DreamWorks Picks Up Church Sex Abuse Scandal Film
In a move certain to spark controversy, DreamWorks Studios and Participant Media have acquired film rights to the story of the Catholic Church's decades-long cover-up of its pedophile priests in Massachusetts as uncovered during a yearlong investigation by the Boston Globe.
Tom McCarthy (The Visitor) has signed on to direct and co-write the script with Josh Singer (the upcoming WikiLeaks movie The Fifth Estate).
Anonymous Content's Michael Sugar and Steve Golin and Rocklin/Faust's Nicole Rocklin and Blye Faust will produce. David Mizner, who brought the project to the producers, will serve as a consultant and associate producer. Participant's Jonathan King and Jeff Skoll will serve as executive producers.
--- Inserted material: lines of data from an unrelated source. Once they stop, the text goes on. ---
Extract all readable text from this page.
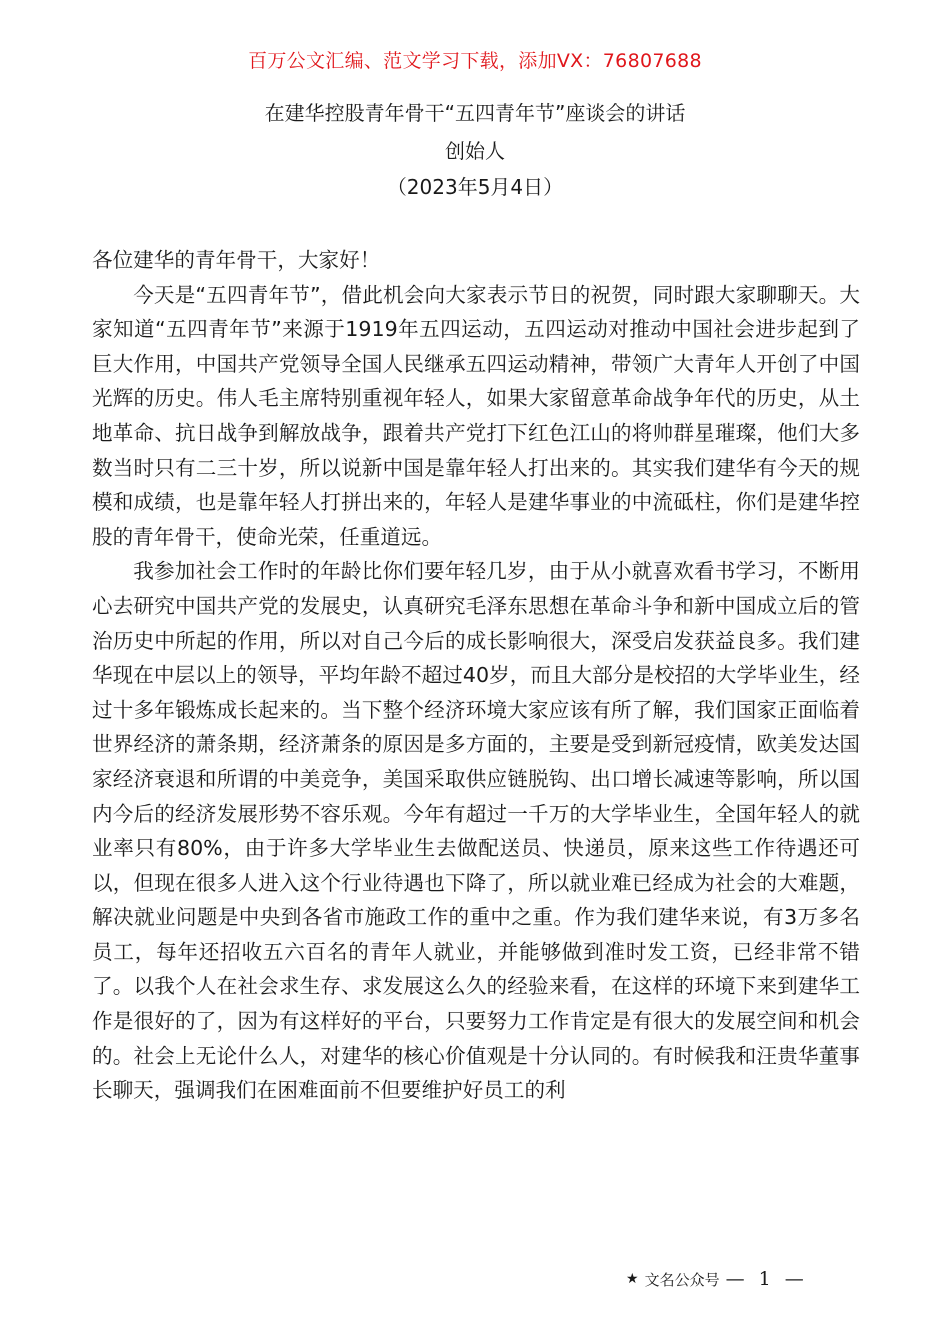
百万公文汇编、范文学习下载，添加VX：76807688
在建华控股青年骨干“五四青年节”座谈会的讲话
创始人
（2023年5月4日）

各位建华的青年骨干，大家好！

今天是“五四青年节”，借此机会向大家表示节日的祝贺，同时跟大家聊聊天。大家知道“五四青年节”来源于1919年五四运动，五四运动对推动中国社会进步起到了巨大作用，中国共产党领导全国人民继承五四运动精神，带领广大青年人开创了中国光辉的历史。伟人毛主席特别重视年轻人，如果大家留意革命战争年代的历史，从土地革命、抗日战争到解放战争，跟着共产党打下红色江山的将帅群星璀璨，他们大多数当时只有二三十岁，所以说新中国是靠年轻人打出来的。其实我们建华有今天的规模和成绩，也是靠年轻人打拼出来的，年轻人是建华事业的中流砥柱，你们是建华控股的青年骨干，使命光荣，任重道远。

我参加社会工作时的年龄比你们要年轻几岁，由于从小就喜欢看书学习，不断用心去研究中国共产党的发展史，认真研究毛泽东思想在革命斗争和新中国成立后的管治历史中所起的作用，所以对自己今后的成长影响很大，深受启发获益良多。我们建华现在中层以上的领导，平均年龄不超过40岁，而且大部分是校招的大学毕业生，经过十多年锻炼成长起来的。当下整个经济环境大家应该有所了解，我们国家正面临着世界经济的萧条期，经济萧条的原因是多方面的，主要是受到新冠疫情，欧美发达国家经济衰退和所谓的中美竞争，美国采取供应链脱钩、出口增长减速等影响，所以国内今后的经济发展形势不容乐观。今年有超过一千万的大学毕业生，全国年轻人的就业率只有80%，由于许多大学毕业生去做配送员、快递员，原来这些工作待遇还可以，但现在很多人进入这个行业待遇也下降了，所以就业难已经成为社会的大难题，解决就业问题是中央到各省市施政工作的重中之重。作为我们建华来说，有3万多名员工，每年还招收五六百名的青年人就业，并能够做到准时发工资，已经非常不错了。以我个人在社会求生存、求发展这么久的经验来看，在这样的环境下来到建华工作是很好的了，因为有这样好的平台，只要努力工作肯定是有很大的发展空间和机会的。社会上无论什么人，对建华的核心价值观是十分认同的。有时候我和汪贵华董事长聊天，强调我们在困难面前不但要维护好员工的利

★ 文名公众号 — 1 —
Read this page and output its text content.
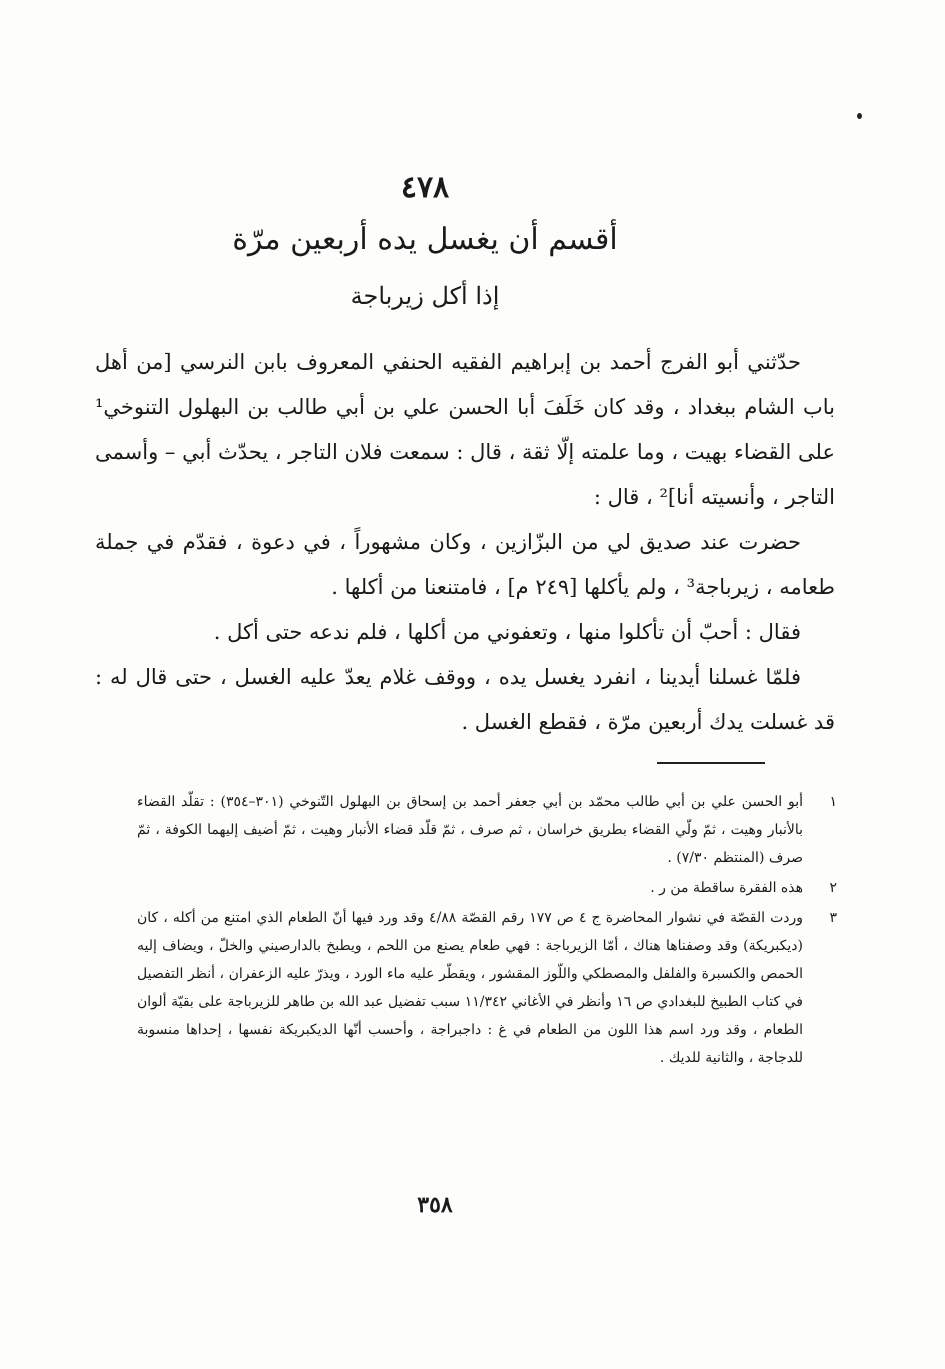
٤٧٨
أقسم أن يغسل يده أربعين مرّة
إذا أكل زيرباجة

حدّثني أبو الفرج أحمد بن إبراهيم الفقيه الحنفي المعروف بابن النرسي [من أهل باب الشام ببغداد ، وقد كان خَلَفَ أبا الحسن علي بن أبي طالب بن البهلول التنوخي¹ على القضاء بهيت ، وما علمته إلّا ثقة ، قال : سمعت فلان التاجر ، يحدّث أبي – وأسمى التاجر ، وأنسيته أنا]² ، قال :

حضرت عند صديق لي من البزّازين ، وكان مشهوراً ، في دعوة ، فقدّم في جملة طعامه ، زيرباجة³ ، ولم يأكلها [٢٤٩ م] ، فامتنعنا من أكلها .

فقال : أحبّ أن تأكلوا منها ، وتعفوني من أكلها ، فلم ندعه حتى أكل .

فلمّا غسلنا أيدينا ، انفرد يغسل يده ، ووقف غلام يعدّ عليه الغسل ، حتى قال له : قد غسلت يدك أربعين مرّة ، فقطع الغسل .

١
أبو الحسن علي بن أبي طالب محمّد بن أبي جعفر أحمد بن إسحاق بن البهلول التّنوخي (٣٠١–٣٥٤) : تقلّد القضاء بالأنبار وهيت ، ثمّ ولّي القضاء بطريق خراسان ، ثم صرف ، ثمّ قلّد قضاء الأنبار وهيت ، ثمّ أضيف إليهما الكوفة ، ثمّ صرف (المنتظم ٧/٣٠) .
٢
هذه الفقرة ساقطة من ر .
٣
وردت القصّة في نشوار المحاضرة ج ٤ ص ١٧٧ رقم القصّة ٤/٨٨ وقد ورد فيها أنّ الطعام الذي امتنع من أكله ، كان (ديكبريكة) وقد وصفناها هناك ، أمّا الزيرباجة : فهي طعام يصنع من اللحم ، ويطبخ بالدارصيني والخلّ ، ويضاف إليه الحمص والكسبرة والفلفل والمصطكي واللّوز المقشور ، ويقطّر عليه ماء الورد ، ويذرّ عليه الزعفران ، أنظر التفصيل في كتاب الطبيخ للبغدادي ص ١٦ وأنظر في الأغاني ١١/٣٤٢ سبب تفضيل عبد الله بن طاهر للزيرباجة على بقيّة ألوان الطعام ، وقد ورد اسم هذا اللون من الطعام في غ : داجبراجة ، وأحسب أنّها الديكبريكة نفسها ، إحداها منسوبة للدجاجة ، والثانية للديك .
٣٥٨
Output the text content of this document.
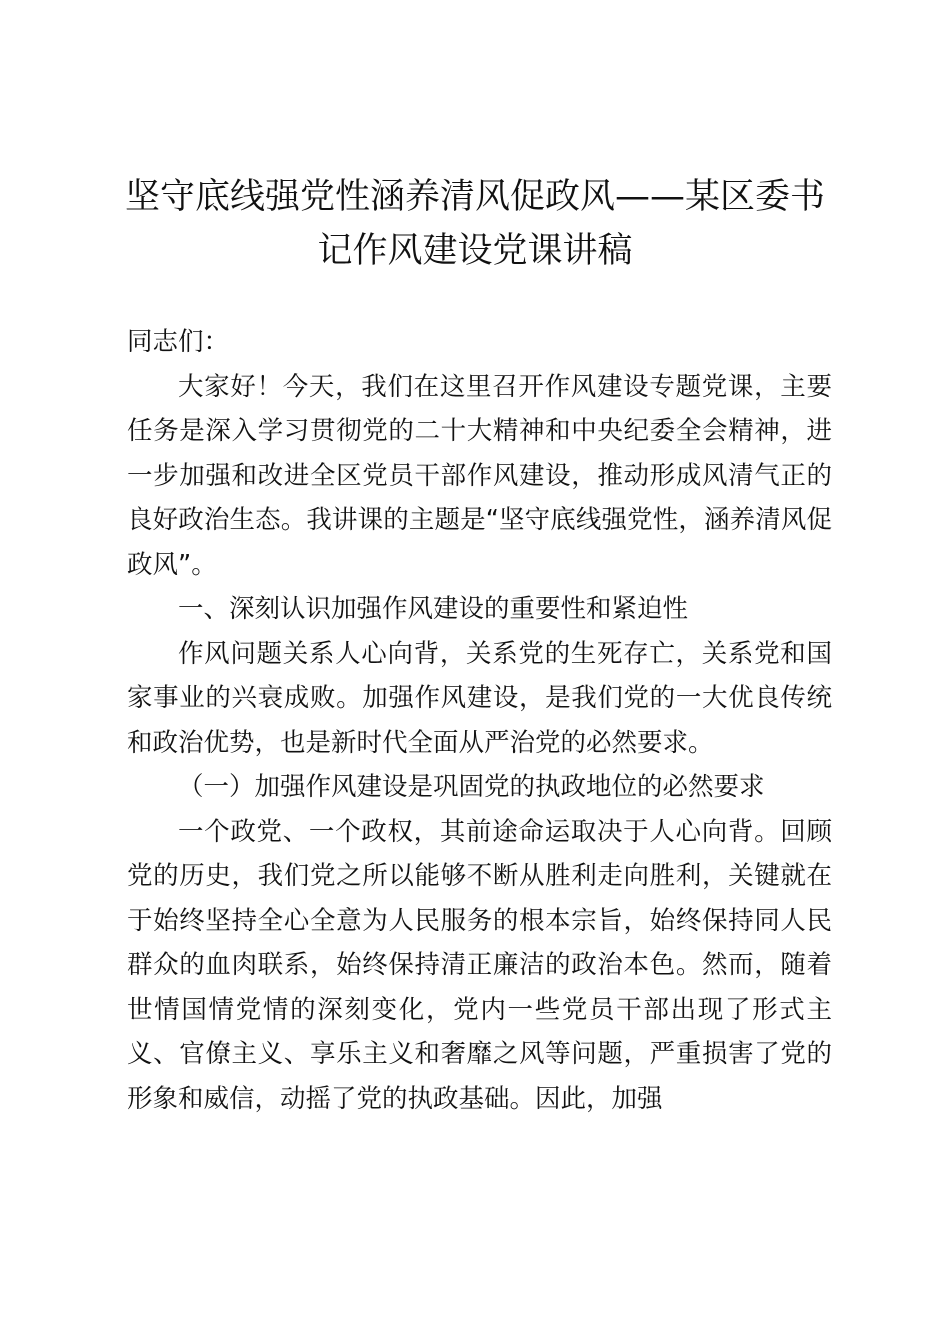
坚守底线强党性涵养清风促政风——某区委书
记作风建设党课讲稿

同志们：

大家好！今天，我们在这里召开作风建设专题党课，主要任务是深入学习贯彻党的二十大精神和中央纪委全会精神，进一步加强和改进全区党员干部作风建设，推动形成风清气正的良好政治生态。我讲课的主题是“坚守底线强党性，涵养清风促政风”。

一、深刻认识加强作风建设的重要性和紧迫性

作风问题关系人心向背，关系党的生死存亡，关系党和国家事业的兴衰成败。加强作风建设，是我们党的一大优良传统和政治优势，也是新时代全面从严治党的必然要求。

（一）加强作风建设是巩固党的执政地位的必然要求

一个政党、一个政权，其前途命运取决于人心向背。回顾党的历史，我们党之所以能够不断从胜利走向胜利，关键就在于始终坚持全心全意为人民服务的根本宗旨，始终保持同人民群众的血肉联系，始终保持清正廉洁的政治本色。然而，随着世情国情党情的深刻变化，党内一些党员干部出现了形式主义、官僚主义、享乐主义和奢靡之风等问题，严重损害了党的形象和威信，动摇了党的执政基础。因此，加强
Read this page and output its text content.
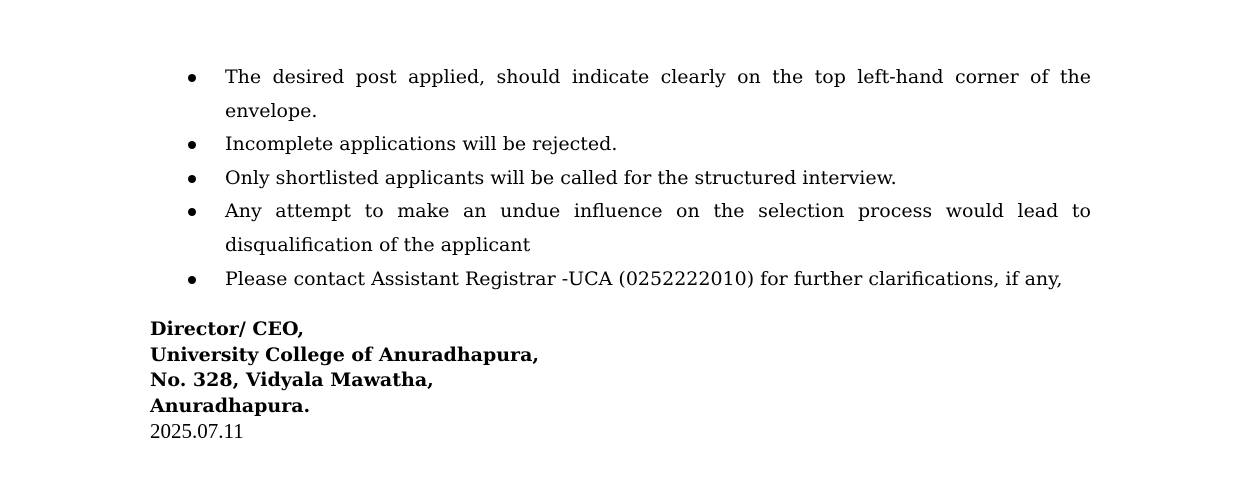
The desired post applied, should indicate clearly on the top left-hand corner of the envelope.
Incomplete applications will be rejected.
Only shortlisted applicants will be called for the structured interview.
Any attempt to make an undue influence on the selection process would lead to disqualification of the applicant
Please contact Assistant Registrar -UCA (0252222010) for further clarifications, if any,
Director/ CEO,
University College of Anuradhapura,
No. 328, Vidyala Mawatha,
Anuradhapura.
2025.07.11
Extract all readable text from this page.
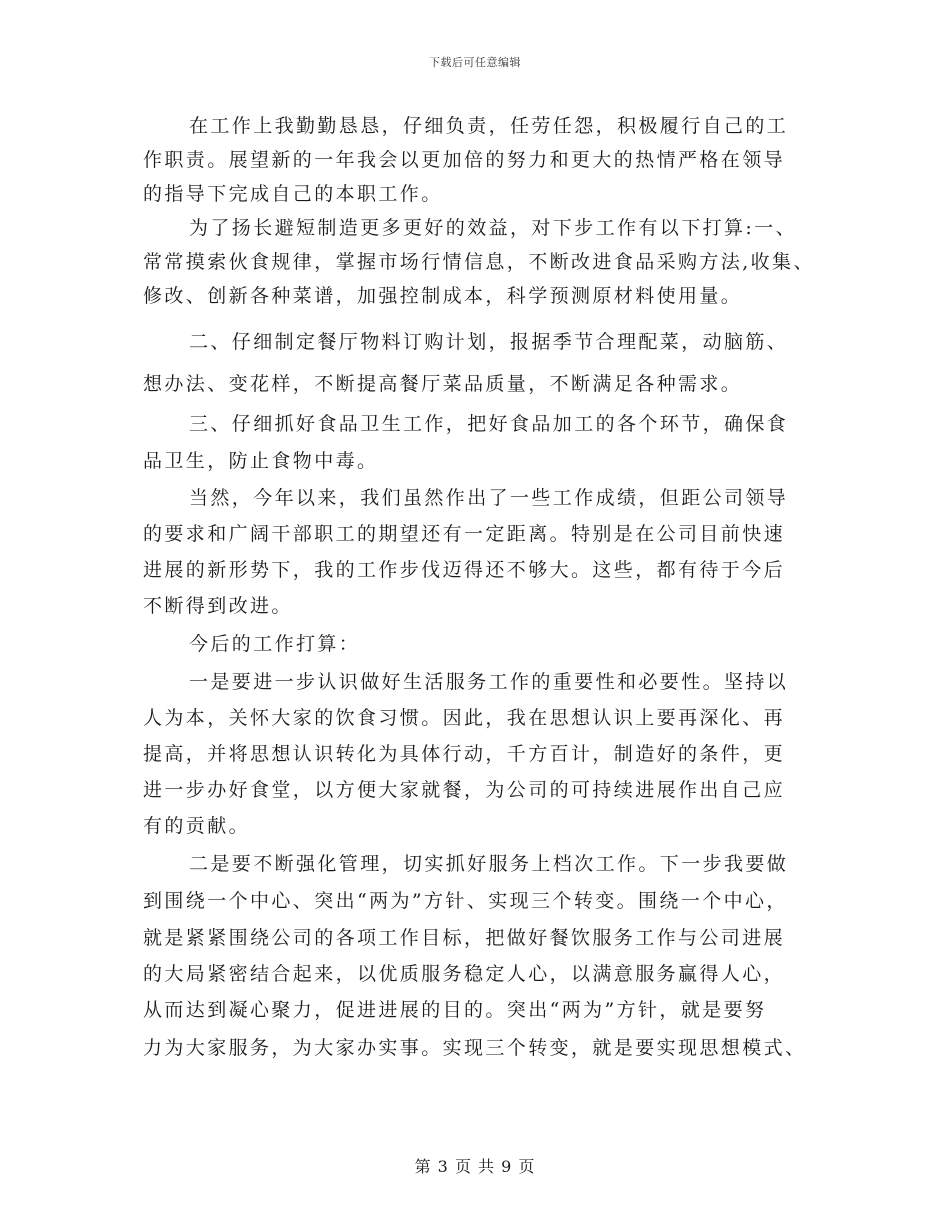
下载后可任意编辑
在工作上我勤勤恳恳，仔细负责，任劳任怨，积极履行自己的工
作职责。展望新的一年我会以更加倍的努力和更大的热情严格在领导
的指导下完成自己的本职工作。
为了扬长避短制造更多更好的效益，对下步工作有以下打算:一、
常常摸索伙食规律，掌握市场行情信息，不断改进食品采购方法,收集、
修改、创新各种菜谱，加强控制成本，科学预测原材料使用量。
二、仔细制定餐厅物料订购计划，报据季节合理配菜，动脑筋、
想办法、变花样，不断提高餐厅菜品质量，不断满足各种需求。
三、仔细抓好食品卫生工作，把好食品加工的各个环节，确保食
品卫生，防止食物中毒。
当然，今年以来，我们虽然作出了一些工作成绩，但距公司领导
的要求和广阔干部职工的期望还有一定距离。特别是在公司目前快速
进展的新形势下，我的工作步伐迈得还不够大。这些，都有待于今后
不断得到改进。
今后的工作打算：
一是要进一步认识做好生活服务工作的重要性和必要性。坚持以
人为本，关怀大家的饮食习惯。因此，我在思想认识上要再深化、再
提高，并将思想认识转化为具体行动，千方百计，制造好的条件，更
进一步办好食堂，以方便大家就餐，为公司的可持续进展作出自己应
有的贡献。
二是要不断强化管理，切实抓好服务上档次工作。下一步我要做
到围绕一个中心、突出“两为”方针、实现三个转变。围绕一个中心，
就是紧紧围绕公司的各项工作目标，把做好餐饮服务工作与公司进展
的大局紧密结合起来，以优质服务稳定人心，以满意服务赢得人心，
从而达到凝心聚力，促进进展的目的。突出“两为”方针，就是要努
力为大家服务，为大家办实事。实现三个转变，就是要实现思想模式、
第 3 页 共 9 页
The team spent a year interviewing victims and reviewing thousands of pages of documents and discovered years of cover-up by Church leadership. Their reporting eventually led to the resignation of Cardinal Bernard Law, who had hidden years of serial abuse by other priests and opened the floodgates to other revelations of molestation and cover-ups around the world that still reverberate today.
The Globe team won the 2003 Pulitzer Prize for Public Service "for its courageous, comprehensive coverage of sexual abuse by priests, an effort that pierced secrecy; stirred local, national and international reaction; and produced changes in the Roman Catholic Church."
The Church has been very vocal in the past about films they see as depicting the faith in a negative light and organized boycotts of movies including The Da Vinci Code.